The “elephant in the room,” he added, is the expired enhanced ACA tax credit.

“A hearing on health care affordability should focus on the affordability crisis that’s unfolding right now because of the choice to allow the enhancements to expire,” Lukens said. “A lot of harm can still be prevented, but an extension is needed as soon as possible.”

Insurers have long argued that premium hikes largely reflect rising costs elsewhere in the health care system, particularly rising hospital and prescription drug costs.

Premiums rose this year not only for ACA plans, but also for job-based insurance and Medicare.
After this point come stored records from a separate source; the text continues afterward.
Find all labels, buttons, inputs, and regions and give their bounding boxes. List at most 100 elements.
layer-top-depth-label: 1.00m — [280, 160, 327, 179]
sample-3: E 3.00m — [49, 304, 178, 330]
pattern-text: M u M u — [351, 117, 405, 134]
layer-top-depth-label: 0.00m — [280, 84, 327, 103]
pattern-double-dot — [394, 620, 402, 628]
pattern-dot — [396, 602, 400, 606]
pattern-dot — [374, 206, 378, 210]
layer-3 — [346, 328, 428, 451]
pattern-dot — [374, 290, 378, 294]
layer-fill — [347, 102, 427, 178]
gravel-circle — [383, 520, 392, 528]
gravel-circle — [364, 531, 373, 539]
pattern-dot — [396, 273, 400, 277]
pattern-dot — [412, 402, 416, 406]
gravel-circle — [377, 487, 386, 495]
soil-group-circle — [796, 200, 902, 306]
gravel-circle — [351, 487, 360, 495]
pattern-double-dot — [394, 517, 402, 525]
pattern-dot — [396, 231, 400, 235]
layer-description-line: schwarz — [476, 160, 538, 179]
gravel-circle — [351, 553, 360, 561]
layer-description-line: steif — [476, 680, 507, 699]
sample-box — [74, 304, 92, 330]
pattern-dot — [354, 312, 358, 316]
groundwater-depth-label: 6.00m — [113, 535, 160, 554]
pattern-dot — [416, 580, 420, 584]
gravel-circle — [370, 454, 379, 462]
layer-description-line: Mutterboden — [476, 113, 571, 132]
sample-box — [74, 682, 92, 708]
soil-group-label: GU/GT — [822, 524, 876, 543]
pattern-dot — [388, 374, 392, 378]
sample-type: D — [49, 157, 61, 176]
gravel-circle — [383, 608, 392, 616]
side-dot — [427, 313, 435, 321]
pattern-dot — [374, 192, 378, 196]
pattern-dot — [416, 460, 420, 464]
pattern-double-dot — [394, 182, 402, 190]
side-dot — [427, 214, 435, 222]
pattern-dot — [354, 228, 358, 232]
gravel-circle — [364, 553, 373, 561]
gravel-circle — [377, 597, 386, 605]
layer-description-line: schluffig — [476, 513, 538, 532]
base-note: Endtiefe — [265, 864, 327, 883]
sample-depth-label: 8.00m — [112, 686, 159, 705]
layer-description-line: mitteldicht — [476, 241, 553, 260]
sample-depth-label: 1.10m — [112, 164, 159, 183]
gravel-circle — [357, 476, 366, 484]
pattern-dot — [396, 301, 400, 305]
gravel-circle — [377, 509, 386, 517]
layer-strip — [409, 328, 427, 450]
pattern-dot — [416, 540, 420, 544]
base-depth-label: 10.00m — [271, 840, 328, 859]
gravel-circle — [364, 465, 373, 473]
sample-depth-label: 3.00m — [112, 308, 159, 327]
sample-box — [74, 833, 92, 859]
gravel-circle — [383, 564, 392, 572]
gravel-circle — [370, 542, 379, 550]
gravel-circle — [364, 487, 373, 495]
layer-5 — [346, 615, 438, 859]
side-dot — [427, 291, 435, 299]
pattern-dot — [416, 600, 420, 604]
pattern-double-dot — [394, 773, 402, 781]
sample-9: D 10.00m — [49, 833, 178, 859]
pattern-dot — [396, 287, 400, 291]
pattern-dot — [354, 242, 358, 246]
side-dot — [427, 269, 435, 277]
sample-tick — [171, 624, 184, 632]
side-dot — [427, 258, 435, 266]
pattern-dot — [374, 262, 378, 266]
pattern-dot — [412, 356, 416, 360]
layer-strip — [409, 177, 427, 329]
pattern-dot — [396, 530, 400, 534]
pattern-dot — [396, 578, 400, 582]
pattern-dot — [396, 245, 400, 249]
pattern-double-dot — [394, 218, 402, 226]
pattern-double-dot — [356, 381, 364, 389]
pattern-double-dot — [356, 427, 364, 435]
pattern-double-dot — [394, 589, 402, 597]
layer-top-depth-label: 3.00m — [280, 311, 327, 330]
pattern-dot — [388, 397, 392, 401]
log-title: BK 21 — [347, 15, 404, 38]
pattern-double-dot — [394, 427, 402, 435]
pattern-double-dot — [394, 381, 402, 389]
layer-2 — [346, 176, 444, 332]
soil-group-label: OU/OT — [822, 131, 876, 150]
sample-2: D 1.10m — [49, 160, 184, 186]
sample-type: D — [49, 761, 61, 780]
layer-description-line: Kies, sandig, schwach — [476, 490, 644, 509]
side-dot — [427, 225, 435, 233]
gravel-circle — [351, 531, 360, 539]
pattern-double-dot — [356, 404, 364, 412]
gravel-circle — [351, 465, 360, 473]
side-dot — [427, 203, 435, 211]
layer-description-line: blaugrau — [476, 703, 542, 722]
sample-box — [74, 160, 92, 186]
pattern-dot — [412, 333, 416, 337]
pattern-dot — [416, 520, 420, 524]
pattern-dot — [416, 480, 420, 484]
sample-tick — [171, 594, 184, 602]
According to written testimony, Stephen Hemsley, the CEO of UnitedHealth Group, the nation’s largest health insurer, plans to tell lawmakers that insurers “compete aggressively” to keep premiums at prices people can afford, but the cost is largely determined by the broader health care system.

“It is a symptom, not a cause,” Hemsley’s testimony reads. “Premium rates are based on two key factors: how much care is used and how much is charged for that care. When the price of care goes up and care activity increases, the cost of health coverage necessarily follows.”

David Joyner, CEO of CVS Health, said the company helps families “struggling with an often confusing, disconnected system and the rising cost of health care.”

“What’s driving these costs is understood: Greater demand for care, growing medical provider costs, and persistently high prices for hospital care and prescription drugs,” he wrote.